Amanda Natividad, vice president of marketing for audience research startup SparkToro, tweeted recently: “It’s a tough world out there for creators. … Over half of Google searches end without a click. And social media platforms ding you for linking out. What to do? Beat the platforms at their own game. Make Zero-click content.”
Intrigued, I read the rest of that Twitter thread and then took a deep dive into what exactly zero-click content is and if it actually works.
Here is what I learned.
Zero-click content is posting on social media with no link included. For example, I would normally share on Facebook that I have a great pesto recipe and include the link to that recipe on my blog. In zero-click content, I’d instead just post that I have a great recipe and include the whole thing in the Facebook post.
What is the point of that you might well be asking? Isn’t the whole endgame of social media to drive clicks and visits to your website? Well, yes — and no.
Natividad argues that zero-click content does not require anyone to leave the platform they are on making it easily consumable to the reader/viewer and saving them time. It is considered to be “native content.”
Further, it means giving the best information upfront.
That then drives up your engagement numbers to the social media platform’s so the algorithm rewards your post with a higher rank.

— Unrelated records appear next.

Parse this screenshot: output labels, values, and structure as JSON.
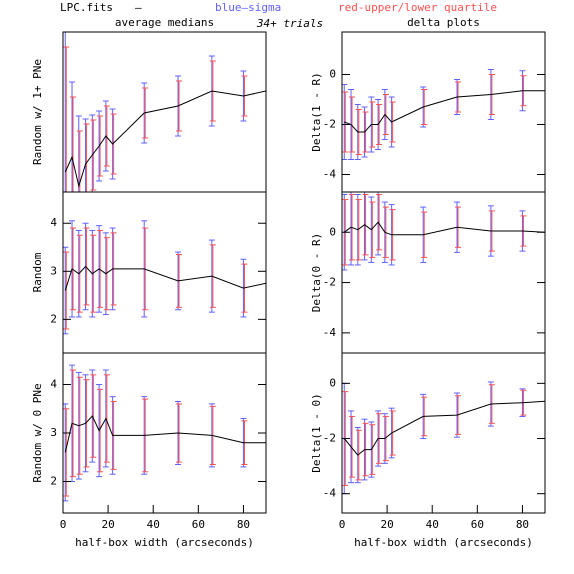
{
  "header": {
    "file": "LPC.fits",
    "dash": "–",
    "blue": "blue–sigma",
    "red": "red-upper/lower quartile",
    "trials": "34+ trials",
    "sigma_color": "#6060ff",
    "quartile_color": "#ff5050"
  },
  "chart_data": [
    {
      "type": "line",
      "title": "average medians",
      "ylabel": "Random w/ 1+ PNe",
      "color": "#000000",
      "x": [
        1,
        4,
        7,
        10,
        13,
        16,
        19,
        22,
        36,
        51,
        66,
        80,
        90
      ],
      "values": [
        0.4,
        0.7,
        0.12,
        0.56,
        0.74,
        0.92,
        1.12,
        0.96,
        1.58,
        1.72,
        2.02,
        1.92,
        2.02
      ],
      "sigma": [
        3,
        1.5,
        1.4,
        0.9,
        0.8,
        0.7,
        0.7,
        0.7,
        0.6,
        0.6,
        0.7,
        0.5,
        null
      ],
      "quartile": [
        2.5,
        1.2,
        1.1,
        0.8,
        0.7,
        0.6,
        0.6,
        0.6,
        0.5,
        0.5,
        0.6,
        0.4,
        null
      ],
      "xlim": [
        0,
        90
      ],
      "ylim": [
        0,
        3.2
      ]
    },
    {
      "type": "line",
      "title": "delta plots",
      "ylabel": "Delta(1 - R)",
      "color": "#000000",
      "x": [
        1,
        4,
        7,
        10,
        13,
        16,
        19,
        22,
        36,
        51,
        66,
        80,
        90
      ],
      "values": [
        -1.9,
        -2.0,
        -2.3,
        -2.3,
        -2.0,
        -2.0,
        -1.6,
        -1.9,
        -1.3,
        -0.9,
        -0.8,
        -0.65,
        -0.65
      ],
      "sigma": [
        1.5,
        1.4,
        1.1,
        1.0,
        1.1,
        1.0,
        1.0,
        1.0,
        0.8,
        0.7,
        1.0,
        0.8,
        null
      ],
      "quartile": [
        1.2,
        1.1,
        0.9,
        0.8,
        0.9,
        0.8,
        0.8,
        0.8,
        0.7,
        0.6,
        0.8,
        0.6,
        null
      ],
      "xlim": [
        0,
        90
      ],
      "ylim": [
        -4.7,
        1.7
      ],
      "yticks": [
        -4,
        -2,
        0
      ]
    },
    {
      "type": "line",
      "ylabel": "Random",
      "color": "#000000",
      "x": [
        1,
        4,
        7,
        10,
        13,
        16,
        19,
        22,
        36,
        51,
        66,
        80,
        90
      ],
      "values": [
        2.6,
        3.05,
        2.95,
        3.1,
        2.95,
        3.05,
        2.95,
        3.05,
        3.05,
        2.8,
        2.9,
        2.65,
        2.75
      ],
      "sigma": [
        0.9,
        1.0,
        0.9,
        0.9,
        0.9,
        0.9,
        0.85,
        0.85,
        1.0,
        0.6,
        0.75,
        0.6,
        null
      ],
      "quartile": [
        0.8,
        0.85,
        0.8,
        0.8,
        0.8,
        0.8,
        0.75,
        0.75,
        0.85,
        0.55,
        0.65,
        0.5,
        null
      ],
      "xlim": [
        0,
        90
      ],
      "ylim": [
        1.3,
        4.65
      ],
      "yticks": [
        2,
        3,
        4
      ]
    },
    {
      "type": "line",
      "ylabel": "Delta(0 - R)",
      "color": "#000000",
      "x": [
        1,
        4,
        7,
        10,
        13,
        16,
        19,
        22,
        36,
        51,
        66,
        80,
        90
      ],
      "values": [
        0,
        0.2,
        0.1,
        0.3,
        0.1,
        0.4,
        0,
        -0.1,
        -0.1,
        0.2,
        0.05,
        0.05,
        0
      ],
      "sigma": [
        1.5,
        1.5,
        1.4,
        1.4,
        1.3,
        1.3,
        1.2,
        1.2,
        1.1,
        1.0,
        1.0,
        0.8,
        null
      ],
      "quartile": [
        1.3,
        1.3,
        1.2,
        1.2,
        1.1,
        1.1,
        1.0,
        1.0,
        0.9,
        0.8,
        0.8,
        0.6,
        null
      ],
      "xlim": [
        0,
        90
      ],
      "ylim": [
        -4.8,
        1.6
      ],
      "yticks": [
        -4,
        -2,
        0
      ]
    },
    {
      "type": "line",
      "ylabel": "Random w/ 0 PNe",
      "xlabel": "half-box width (arcseconds)",
      "color": "#000000",
      "x": [
        1,
        4,
        7,
        10,
        13,
        16,
        19,
        22,
        36,
        51,
        66,
        80,
        90
      ],
      "values": [
        2.6,
        3.2,
        3.15,
        3.2,
        3.35,
        3.05,
        3.3,
        2.95,
        2.95,
        3.0,
        2.95,
        2.8,
        2.8
      ],
      "sigma": [
        1.0,
        1.2,
        1.1,
        1.0,
        0.95,
        0.95,
        1.0,
        0.8,
        0.8,
        0.65,
        0.65,
        0.5,
        null
      ],
      "quartile": [
        0.9,
        1.1,
        1.0,
        0.9,
        0.85,
        0.85,
        0.9,
        0.7,
        0.75,
        0.6,
        0.6,
        0.45,
        null
      ],
      "xlim": [
        0,
        90
      ],
      "ylim": [
        1.35,
        4.65
      ],
      "yticks": [
        2,
        3,
        4
      ],
      "xticks": [
        0,
        20,
        40,
        60,
        80
      ]
    },
    {
      "type": "line",
      "ylabel": "Delta(1 - 0)",
      "xlabel": "half-box width (arcseconds)",
      "color": "#000000",
      "x": [
        1,
        4,
        7,
        10,
        13,
        16,
        19,
        22,
        36,
        51,
        66,
        80,
        90
      ],
      "values": [
        -2.0,
        -2.3,
        -2.6,
        -2.4,
        -2.4,
        -2.0,
        -2.0,
        -1.8,
        -1.2,
        -1.15,
        -0.75,
        -0.7,
        -0.65
      ],
      "sigma": [
        2.0,
        1.3,
        1.0,
        1.1,
        1.0,
        1.0,
        0.9,
        0.9,
        0.8,
        0.8,
        0.8,
        0.5,
        null
      ],
      "quartile": [
        1.7,
        1.1,
        0.9,
        0.95,
        0.9,
        0.9,
        0.8,
        0.8,
        0.7,
        0.7,
        0.7,
        0.45,
        null
      ],
      "xlim": [
        0,
        90
      ],
      "ylim": [
        -4.7,
        1.1
      ],
      "yticks": [
        -4,
        -2,
        0
      ],
      "xticks": [
        0,
        20,
        40,
        60,
        80
      ]
    }
  ]
}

The payout is then that you get higher numbers of readers of your posts and that they will then decide on their own to see what else you have on your website or blog for them to read.
Natividad admits that this shift in strategy is very scary for marketers.
“Freely giving away value with no hope of tracking ROI goes against everything we were taught as marketers,” she writes. She urges marketers to have faith that these posts with zero-click content are building your following and boosting your brand, even if you cannot directly measure clicks back to your site.
She explains, “When you create content so valuable that it doesn’t need to be consumed off-platform… It becomes even more likely that your audience will like, remember and trust you enough to eventually smash that call to action.”
Here is a little secret, you can go back later and add a link.
After you create a piece of zero-click content that starts to get good engagement, you can go back to it and add a CTA and a click. Wait for the Facebook or LinkedIn algorithm to rank your post over a few days, then go back and add that CTA with a link into a post update or in a comment below your post.
By the way, this method applies to all social media platforms except for Pinterest, where the embedded link back to your content is the whole point of creating a pin.